The Problem with Apocalypses

If you’ve been hiding under a rock (or perhaps a floating chunk of Caelondia), you might not know the setup. You play as “the Kid,” a silent protagonist with the personality of a block of wood, who wakes up after the “Calamity” (the apocalypse, but fancy) to find the world literally crumbling around him.

The ground rises up to meet your feet as you walk, because apparently the universe couldn’t wait for you to finish your morning coffee before it decided to shatter into a million pieces. You collect weapons, smash things, and try to rebuild the Bastion so an old man can maybe, possibly, fix everything.

Simple stuff. Just your average Tuesday.

Why You Should Care (Even Now)

I have played Bastion on more platforms than most people have had hot dinners. I played it on Xbox 360 when it first dropped in the Summer of Arcade. I bought it again on PC. I bought it again on the Switch because I hate money and love having the same game on every plastic brick I own.

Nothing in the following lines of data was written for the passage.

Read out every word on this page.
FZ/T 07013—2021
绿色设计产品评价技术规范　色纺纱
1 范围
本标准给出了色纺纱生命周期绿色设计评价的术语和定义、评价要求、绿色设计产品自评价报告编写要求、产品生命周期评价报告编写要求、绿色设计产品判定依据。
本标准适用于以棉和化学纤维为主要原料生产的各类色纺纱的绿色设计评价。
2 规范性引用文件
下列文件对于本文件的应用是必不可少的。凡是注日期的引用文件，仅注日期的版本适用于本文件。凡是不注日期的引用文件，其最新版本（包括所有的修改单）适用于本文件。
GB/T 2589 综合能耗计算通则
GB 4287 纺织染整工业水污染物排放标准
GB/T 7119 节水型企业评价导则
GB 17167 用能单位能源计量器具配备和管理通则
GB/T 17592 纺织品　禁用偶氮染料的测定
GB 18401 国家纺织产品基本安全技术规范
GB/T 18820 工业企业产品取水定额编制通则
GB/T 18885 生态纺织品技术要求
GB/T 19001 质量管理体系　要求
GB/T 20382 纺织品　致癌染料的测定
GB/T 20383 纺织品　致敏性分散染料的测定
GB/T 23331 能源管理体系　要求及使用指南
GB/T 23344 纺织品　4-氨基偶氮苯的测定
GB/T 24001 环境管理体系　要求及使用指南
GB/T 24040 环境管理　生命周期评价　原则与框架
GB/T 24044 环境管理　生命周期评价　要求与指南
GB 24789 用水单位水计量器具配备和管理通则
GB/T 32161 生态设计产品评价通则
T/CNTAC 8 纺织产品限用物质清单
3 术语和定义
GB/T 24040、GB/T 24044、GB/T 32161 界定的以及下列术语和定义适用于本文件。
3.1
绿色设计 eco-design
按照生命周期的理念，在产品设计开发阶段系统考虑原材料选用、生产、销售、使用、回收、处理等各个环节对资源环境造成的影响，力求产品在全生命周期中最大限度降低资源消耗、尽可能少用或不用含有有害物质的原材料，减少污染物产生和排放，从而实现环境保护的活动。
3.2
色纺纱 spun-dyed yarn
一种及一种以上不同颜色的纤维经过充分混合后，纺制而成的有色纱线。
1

And here is the honest-to-goodness truth: It holds up.

Sure, the combat can feel a tad repetitive if you main the War Machete and just hold down the attack button. And yes, the story is delivered in a way that requires you to actually pay attention—a crime against humanity in an era where most of us scroll TikTok while “watching” a two-hour movie.

But that art style? The hand-painted, isometric dioramas that rise from the mist as you walk? Still gorgeous. The soundtrack by Darren Korb? Still a certified banger. It’s “acoustic frontier trip-hop,” a genre that sounds like I just made it up, but somehow works perfectly.

The Narrator: The Original “Live Commentary” Troll

I am not going to lie to you and say this game is perfect for everyone. But I will tell you that the narrator, Rucks, is the single greatest reason to play.

Back in 2011, this was revolutionary. A gravelly-voiced old man judging your every move? Commenting on how you keep falling off the level because you have the spatial awareness of a drunk gnat? It was magical.

In 2026, this just feels like the ultimate satire of our current content landscape. Rucks is essentially the original “react streamer.” He watches “the Kid” do stuff, provides witty commentary, and doesn’t even ask for likes and subs. Weirdly amazing for a game published by Warner Brothers, isn’t it?

Breaking Stuff is the Point

Let’s get into the weeds. The Distillery. The Arsenal. The Shrine.

Supergiant didn’t just throw a leveling system at you and call it a day. They gave you options. You want to drink some Spirits to get passive bonuses? Go ahead. You want to crank up the difficulty at the Shrine by “invoking Gods” (which basically means making every enemy an absolute damage-sponge nightmare)? Be my guest.

I once turned on all ten Gods at the same time. It went about as well as you’d expect—which is to say, I was violently murdered within seconds. But that freedom? That willingness to let the player break the game if they want to? That’s just good design.

The Verdict

Bastion is an isometric action RPG developed by Supergiant Games. It’s the one with the talking narrator who won’t shut up (in a good way), the floating ruins, and the soundtrack that lives rent-free in your head for fifteen years.

Players control “the Kid” as he fights through floating ruins to rebuild the Bastion following a world-shattering Calamity. While the core combat may become repetitive over long sessions, the variety of weapons and difficulty modifiers (via the Shrine) offer significant replayability.

Rating: Still a solid 9/10, even if you have to buy it for the fifth time on a console that hasn’t been invented yet.

Now, if you’ll excuse me, I need to go update my gaming backlog spreadsheet. Apparently, that’s a thing I do now. And in the words of the narrator: “The Kid… probably needs a shower.”